I didn't get anything handled by JavaScript - it just took me to

http://www.ocwconsortium.org/index.php?q=mathematics&option=com_coursefinder&uss=1&l=&s=&Itemid=166&b.x=0&b.y=0&b=search

Replacing mathematics (right after q=) should work. You may be able to strip out some of that query string, but I tried a couple of things and and it didn't play nice.

Don't forget to encode your query for URLs.

Samir Talwar
How were you able to see the parameters? When I do a search, I get only "http://www.ocwconsortium.org/#key_word"
Masi
The URL in the location bar changed to that, but then the page was redirected to the URL above. I'm not sure what's different between my browser configuration and yours - I'm using Firefox, and I have JavaScript turned on.
Samir Talwar
+3  A: 
open "http://www.ocwconsortium.org/index.php?q=mathematics&option=com_coursefinder&uss=1&l=&s=&Itemid=166&b.x=0&b.y=0&b=search"

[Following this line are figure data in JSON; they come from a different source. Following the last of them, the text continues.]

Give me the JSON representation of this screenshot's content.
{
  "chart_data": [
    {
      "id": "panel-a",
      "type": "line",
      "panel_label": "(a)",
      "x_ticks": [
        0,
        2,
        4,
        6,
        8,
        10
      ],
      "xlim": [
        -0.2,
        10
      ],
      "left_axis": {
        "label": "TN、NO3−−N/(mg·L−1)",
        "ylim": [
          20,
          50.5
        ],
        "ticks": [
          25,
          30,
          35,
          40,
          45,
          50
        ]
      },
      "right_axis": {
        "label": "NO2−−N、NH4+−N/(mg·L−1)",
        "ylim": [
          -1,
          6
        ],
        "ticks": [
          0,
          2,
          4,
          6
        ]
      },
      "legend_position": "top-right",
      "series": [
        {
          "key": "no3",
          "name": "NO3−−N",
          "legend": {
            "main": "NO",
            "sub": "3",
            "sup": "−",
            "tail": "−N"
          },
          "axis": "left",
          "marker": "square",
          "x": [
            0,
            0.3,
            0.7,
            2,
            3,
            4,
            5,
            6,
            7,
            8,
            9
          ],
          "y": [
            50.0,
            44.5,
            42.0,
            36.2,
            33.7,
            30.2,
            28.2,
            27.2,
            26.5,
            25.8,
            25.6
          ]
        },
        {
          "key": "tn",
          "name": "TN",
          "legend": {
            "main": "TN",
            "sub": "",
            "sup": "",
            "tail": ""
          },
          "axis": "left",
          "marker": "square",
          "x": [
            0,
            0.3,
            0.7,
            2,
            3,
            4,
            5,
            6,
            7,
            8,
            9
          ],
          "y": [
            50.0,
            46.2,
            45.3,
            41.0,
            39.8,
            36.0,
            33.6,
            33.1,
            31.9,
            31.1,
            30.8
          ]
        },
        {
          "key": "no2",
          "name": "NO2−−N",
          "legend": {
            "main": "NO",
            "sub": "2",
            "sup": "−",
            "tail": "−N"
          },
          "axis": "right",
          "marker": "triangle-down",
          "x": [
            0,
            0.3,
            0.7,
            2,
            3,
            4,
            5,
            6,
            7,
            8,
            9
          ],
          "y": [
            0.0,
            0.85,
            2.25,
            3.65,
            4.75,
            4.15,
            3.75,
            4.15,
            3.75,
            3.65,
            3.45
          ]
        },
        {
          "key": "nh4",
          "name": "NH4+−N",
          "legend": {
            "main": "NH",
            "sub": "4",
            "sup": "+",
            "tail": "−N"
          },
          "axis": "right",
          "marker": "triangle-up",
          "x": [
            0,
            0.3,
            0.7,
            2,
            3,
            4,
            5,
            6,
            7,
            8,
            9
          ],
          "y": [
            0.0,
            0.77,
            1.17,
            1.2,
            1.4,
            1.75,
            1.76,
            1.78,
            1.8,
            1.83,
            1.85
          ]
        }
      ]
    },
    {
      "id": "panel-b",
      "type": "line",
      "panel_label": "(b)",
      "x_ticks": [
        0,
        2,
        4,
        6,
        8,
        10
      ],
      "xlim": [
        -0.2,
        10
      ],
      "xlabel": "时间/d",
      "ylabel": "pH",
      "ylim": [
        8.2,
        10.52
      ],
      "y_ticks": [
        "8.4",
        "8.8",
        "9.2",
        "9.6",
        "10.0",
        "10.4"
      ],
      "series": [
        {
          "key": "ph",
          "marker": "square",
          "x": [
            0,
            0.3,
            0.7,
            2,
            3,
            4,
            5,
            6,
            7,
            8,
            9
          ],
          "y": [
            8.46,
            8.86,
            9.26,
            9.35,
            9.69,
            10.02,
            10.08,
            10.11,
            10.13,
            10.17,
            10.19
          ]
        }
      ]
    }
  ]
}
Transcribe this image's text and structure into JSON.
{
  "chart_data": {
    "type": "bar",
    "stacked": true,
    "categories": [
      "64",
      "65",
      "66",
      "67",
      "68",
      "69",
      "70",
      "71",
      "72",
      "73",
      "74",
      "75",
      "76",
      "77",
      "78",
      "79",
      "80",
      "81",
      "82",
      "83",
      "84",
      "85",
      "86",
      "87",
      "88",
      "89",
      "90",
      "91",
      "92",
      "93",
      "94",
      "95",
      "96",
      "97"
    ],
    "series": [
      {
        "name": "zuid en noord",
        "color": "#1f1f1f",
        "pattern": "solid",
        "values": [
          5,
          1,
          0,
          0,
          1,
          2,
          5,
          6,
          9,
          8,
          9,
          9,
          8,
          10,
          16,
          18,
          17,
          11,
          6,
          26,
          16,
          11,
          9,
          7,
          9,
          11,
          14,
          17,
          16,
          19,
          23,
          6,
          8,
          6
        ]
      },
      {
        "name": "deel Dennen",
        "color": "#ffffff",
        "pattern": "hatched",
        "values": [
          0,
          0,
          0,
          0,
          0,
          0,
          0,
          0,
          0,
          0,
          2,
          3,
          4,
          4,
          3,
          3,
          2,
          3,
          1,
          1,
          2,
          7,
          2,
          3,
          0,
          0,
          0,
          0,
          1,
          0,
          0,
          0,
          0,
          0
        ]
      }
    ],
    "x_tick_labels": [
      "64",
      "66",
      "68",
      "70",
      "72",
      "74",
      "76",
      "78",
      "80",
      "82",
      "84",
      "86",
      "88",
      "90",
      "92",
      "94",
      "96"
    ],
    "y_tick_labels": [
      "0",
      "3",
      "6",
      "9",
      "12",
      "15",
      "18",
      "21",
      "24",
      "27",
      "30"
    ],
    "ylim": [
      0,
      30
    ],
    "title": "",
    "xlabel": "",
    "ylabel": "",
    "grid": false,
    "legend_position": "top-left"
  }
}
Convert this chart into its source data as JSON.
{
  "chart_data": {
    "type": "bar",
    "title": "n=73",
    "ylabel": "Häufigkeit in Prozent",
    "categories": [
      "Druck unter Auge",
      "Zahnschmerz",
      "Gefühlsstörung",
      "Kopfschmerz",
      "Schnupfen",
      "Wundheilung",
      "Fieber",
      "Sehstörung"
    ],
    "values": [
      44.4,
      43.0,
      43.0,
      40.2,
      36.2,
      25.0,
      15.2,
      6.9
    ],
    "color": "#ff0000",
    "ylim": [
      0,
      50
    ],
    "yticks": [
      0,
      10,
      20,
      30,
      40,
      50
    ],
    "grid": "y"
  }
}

You need quotes because the URL contains characters the shell considers to be special.

Chas. Owens
Very cool! How did you know the parameters such as "com_coursefinder" and "166" in Itemid?
Masi
+1 for the fantastic snippet.
Masi
I search for mathematics in the search bar and then copied the URL, what browser are you using?
Chas. Owens
On Firefox, the full URL with the parameters shows up in the address bar. Not sure if YMMV on another browser.